Simple secousse économique ? Pas uniquement ! L’évènement de l’IA est aussi un séisme ontologique. Et pour Frank Diana, futuriste chez Tata Consultancy Services, nous devons de toute urgence délaisser le vieux « Retour sur Investissement » (ROI) pour embrasser le « Retour sur l’Apprentissage » (ROL). Car dans un monde où la machine exécute, la seule valeur refuge reste notre capacité à apprendre, à ressentir et à décider.
L’IA restructure brutalement le contrat entre travail et capital. Lorsqu’un système comme COIN chez JPMorgan Chase analyse en quelques secondes des documents juridiques qui exigeaient autrefois 360 000 heures de travail, la productivité pure n’est plus une métrique humaine.
La valeur se déplace désormais vers ce que l’algorithme ne sait pas faire. Notamment l’empathie, la pensée critique et la gestion de la complexité éthique.
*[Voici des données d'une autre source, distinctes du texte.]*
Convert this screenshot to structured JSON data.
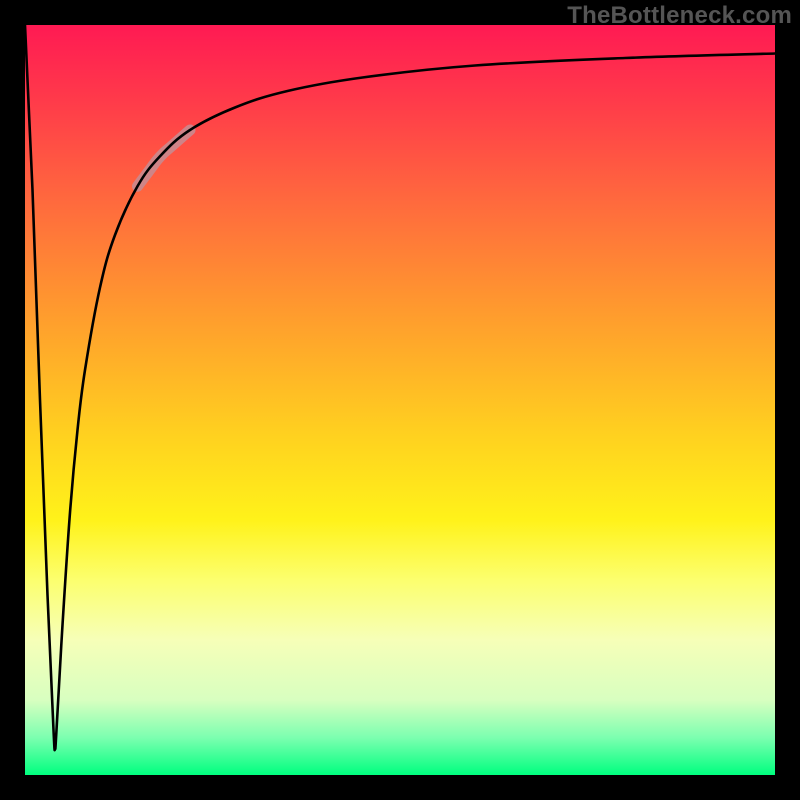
{
  "watermark": "TheBottleneck.com",
  "chart_data": {
    "type": "line",
    "title": "",
    "xlabel": "",
    "ylabel": "",
    "xlim": [
      0,
      100
    ],
    "ylim": [
      0,
      100
    ],
    "grid": false,
    "legend": false,
    "annotations": [],
    "gradient_background": {
      "orientation": "vertical",
      "stops": [
        {
          "pos": 0.0,
          "color": "#ff1a53"
        },
        {
          "pos": 0.1,
          "color": "#ff3a4a"
        },
        {
          "pos": 0.24,
          "color": "#ff6b3d"
        },
        {
          "pos": 0.38,
          "color": "#ff9a2e"
        },
        {
          "pos": 0.55,
          "color": "#ffd21f"
        },
        {
          "pos": 0.66,
          "color": "#fff21a"
        },
        {
          "pos": 0.74,
          "color": "#fcff6e"
        },
        {
          "pos": 0.82,
          "color": "#f6ffb8"
        },
        {
          "pos": 0.9,
          "color": "#d8ffc0"
        },
        {
          "pos": 0.95,
          "color": "#7cffb0"
        },
        {
          "pos": 1.0,
          "color": "#00ff7f"
        }
      ]
    },
    "series": [
      {
        "name": "bottleneck-curve",
        "color": "#000000",
        "stroke_width": 2.6,
        "x": [
          0.0,
          1.0,
          2.0,
          3.0,
          3.8,
          4.0,
          4.2,
          5.0,
          6.0,
          7.0,
          8.0,
          10.0,
          12.0,
          15.0,
          18.0,
          22.0,
          28.0,
          35.0,
          45.0,
          60.0,
          80.0,
          100.0
        ],
        "y": [
          100.0,
          78.0,
          50.0,
          24.0,
          6.0,
          3.5,
          6.0,
          20.0,
          35.0,
          46.0,
          54.0,
          65.0,
          72.0,
          78.5,
          82.5,
          86.0,
          89.0,
          91.2,
          93.0,
          94.6,
          95.6,
          96.2
        ]
      }
    ],
    "highlight_segment": {
      "series": "bottleneck-curve",
      "x_range": [
        15.0,
        22.0
      ],
      "color": "#c98a8f",
      "stroke_width": 11
    }
  }
}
Les Soft Skill en d’autres termes.
Par exemple, les hôpitaux de pointe, comme le Massachusetts General Hospital, ne demandent plus à leurs radiologues de rivaliser avec la précision de DeepMind.
Leur objectif, c’est de demander à l’IA de devenir des interprètes. Elle doit en effet expliquer les résultats avec humanité et traquer les biais invisibles de la machine.
Le spectre du déclassement par l’inertie
Le danger ne vient pourtant pas de l’IA, mais de notre propre lenteur. Nos infrastructures d’apprentissage sont aujourd’hui inadaptées à la vélocité technologique.
Comme l’exemple de l’industrie allemande qui est assez frappant. Alors qu’elle était le fleuron de la formation, 60 % de ses PME peinent désormais à trouver des techniciens capables de cohabiter avec des robots collaboratifs.
Ce n’est pas seulement une crise de compétences, c’est une érosion de la cohésion sociale. L’histoire nous montre d’ailleurs que les technologies de rupture déstabilisent toujours avant d’élever.
Mais ici, l’interconnexion est telle qu’un retard de formation se transforme immédiatement en perte d’identité professionnelle et en chômage de longue durée.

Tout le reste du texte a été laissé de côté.